Since returning home, we began to support the local minor league baseball team, the Savannah Sand Gnats, and became regular visitors to Grayson Stadium on East Victory Drive. I love the feeling of unity and patriotism as everyone stands when the national anthem is played and the enthusiastic hope that the home team will win this time. I love the excitement of the game, sitting outside in the warm evening, and also the fact that friendly girls serve sodas and hamburgers (for me) or beer and hotdogs (for my husband). As Humphrey Bogart once said, “A hot dog at the ball game beats roast beef at the Ritz!”
This is unexpected for me, as I am not a sports fan and always have found the related game of cricket, which is very popular in England, rather dull. Maybe I just have too many bored childhood memories of sitting on wet grass in cloudy, cold summer weather watching male friends and relatives play cricket to have developed an enjoyment of this very British game.
Also, I must admit to a common British misconception that I used to hold. Many British people think baseball is the same as rounders – a game played between two teams alternating between batting and fielding – which is popular with schoolchildren in the U.K. and Ireland. It is defined as “a striking and fielding team game, which involves hitting a small, hard leather-cased ball with a round wooden, plastic or metal bat and then running around four bases in order to score.” Sound familiar?
Just as cricket originally was played by children in England in Norman times (1066 onwards) and only adopted by adult men in Tudor Times (the 15th century onwards), the childish British game of rounders was adapted by Americans in the early 19th century to become the baseball of today.

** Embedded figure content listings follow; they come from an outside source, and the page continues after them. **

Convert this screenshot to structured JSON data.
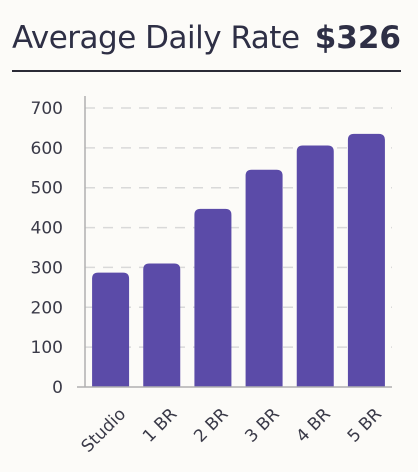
{
  "header": {
    "title": "Average Daily Rate",
    "metric": "$326"
  },
  "colors": {
    "bar": "#5b4ba8",
    "grid": "#d9d9d9",
    "axis": "#b0b0b0"
  },
  "chart_data": {
    "type": "bar",
    "categories": [
      "Studio",
      "1 BR",
      "2 BR",
      "3 BR",
      "4 BR",
      "5 BR"
    ],
    "values": [
      287,
      310,
      447,
      545,
      606,
      635
    ],
    "ylim": [
      0,
      700
    ],
    "yticks": [
      0,
      100,
      200,
      300,
      400,
      500,
      600,
      700
    ],
    "grid": true
  }
}
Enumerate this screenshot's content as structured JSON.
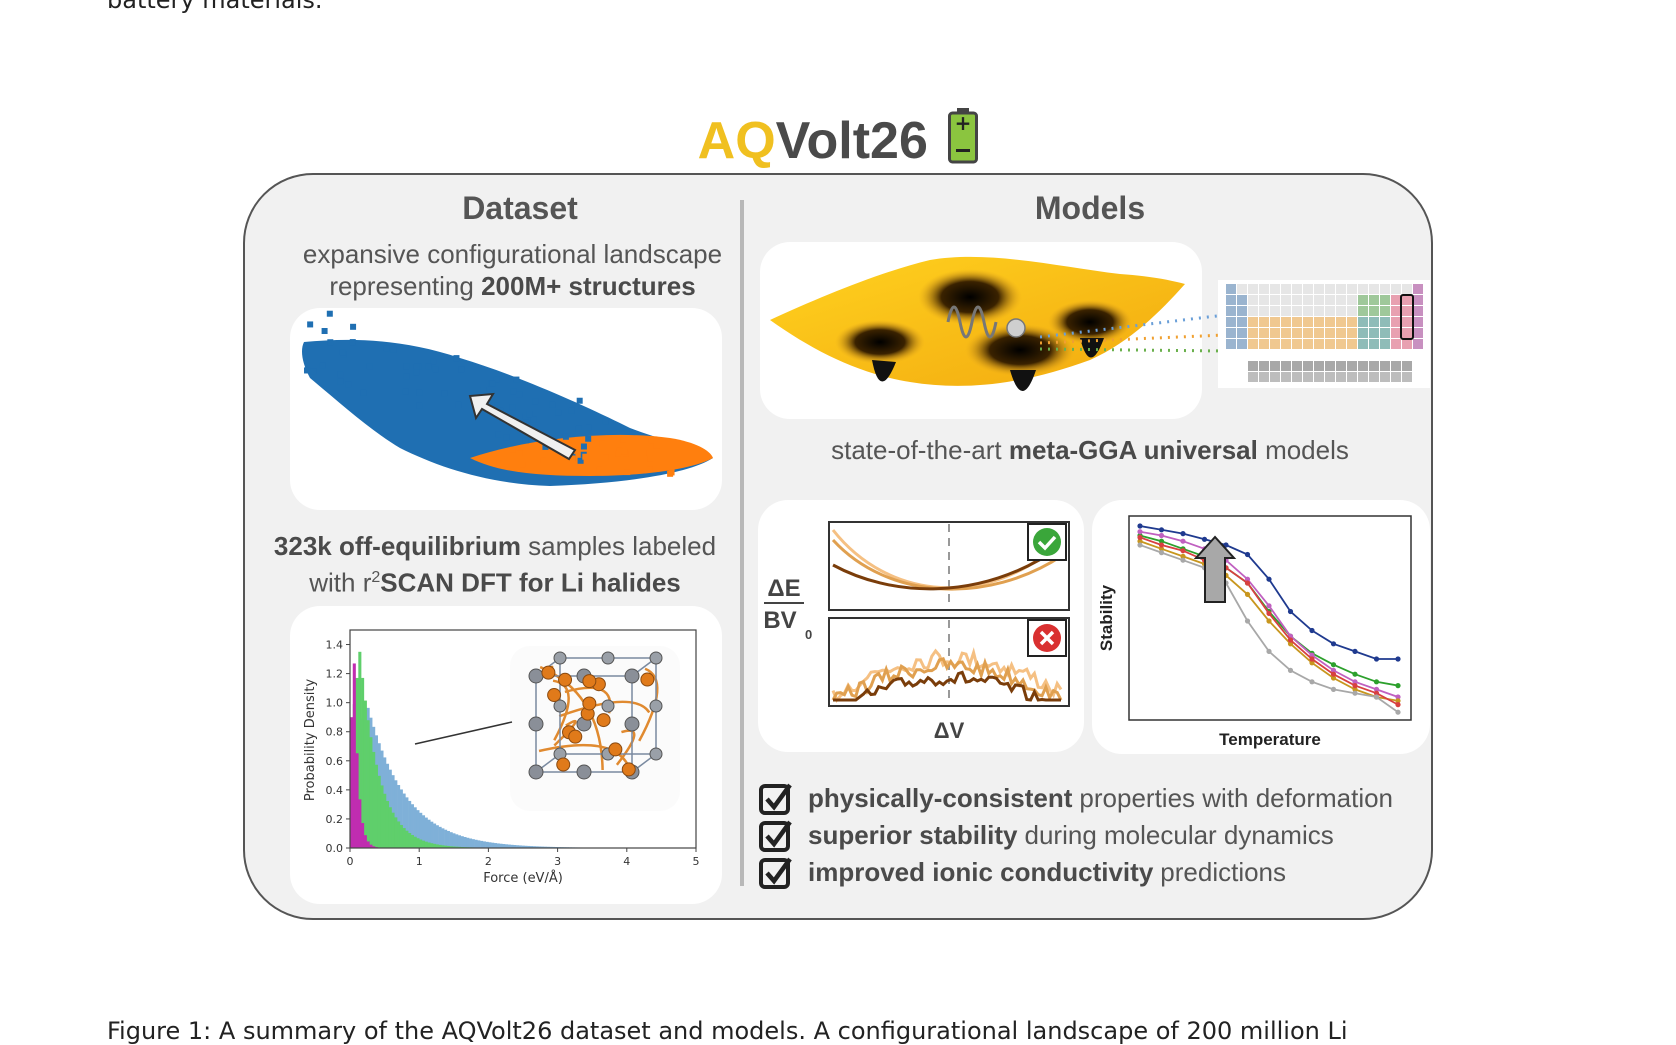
{
  "page": {
    "intro_tail": "battery materials.",
    "caption": "Figure 1: A summary of the AQVolt26 dataset and models. A configurational landscape of 200 million Li"
  },
  "figure": {
    "title_accent": "AQ",
    "title_main": "Volt26",
    "colors": {
      "accent": "#f0c020",
      "battery": "#8bc53f",
      "blue": "#1f6fb2",
      "orange": "#ff7f0e",
      "green": "#2ca02c",
      "magenta": "#b3269e"
    },
    "dataset": {
      "header": "Dataset",
      "desc_line1": "expansive configurational landscape",
      "desc_line2_pre": "representing ",
      "desc_line2_bold": "200M+ structures",
      "samples_bold": "323k off-equilibrium",
      "samples_rest": " samples labeled",
      "samples_line2_pre": "with r",
      "samples_sup": "2",
      "samples_line2_bold": "SCAN DFT for Li halides",
      "hist": {
        "ylabel": "Probability Density",
        "xlabel": "Force (eV/Å)",
        "yticks": [
          "0.0",
          "0.2",
          "0.4",
          "0.6",
          "0.8",
          "1.0",
          "1.2",
          "1.4"
        ],
        "xticks": [
          "0",
          "1",
          "2",
          "3",
          "4",
          "5"
        ]
      }
    },
    "models": {
      "header": "Models",
      "desc_pre": "state-of-the-art ",
      "desc_bold": "meta-GGA universal",
      "desc_post": " models",
      "ev": {
        "num": "ΔE",
        "den": "BV",
        "den_sub": "0",
        "xlabel": "ΔV"
      },
      "stab": {
        "ylabel": "Stability",
        "xlabel": "Temperature"
      },
      "checks": [
        {
          "bold": "physically-consistent",
          "rest": "properties with deformation"
        },
        {
          "bold": "superior stability",
          "rest": "during molecular dynamics"
        },
        {
          "bold": "improved ionic conductivity",
          "rest": "predictions"
        }
      ]
    }
  }
}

In fact, the rules of baseball were formalized in 1845 and the first recorded baseball game took place the following year in New York. Baseball survived the Civil War, and its popularity was spread throughout the South by Union soldiers. In 1869, the Cincinnati Red Stockings (now known as the Reds and my husband’s home team) became the first completely professional baseball team, and the rest is history. Today, major league baseball game attendance in America is close to 80 million people a year, and the game has spread throughout the world.
I still don’t understand that other great American game, football, although that is in another season and another column
God bless America! Oh, and go Sand Gnats!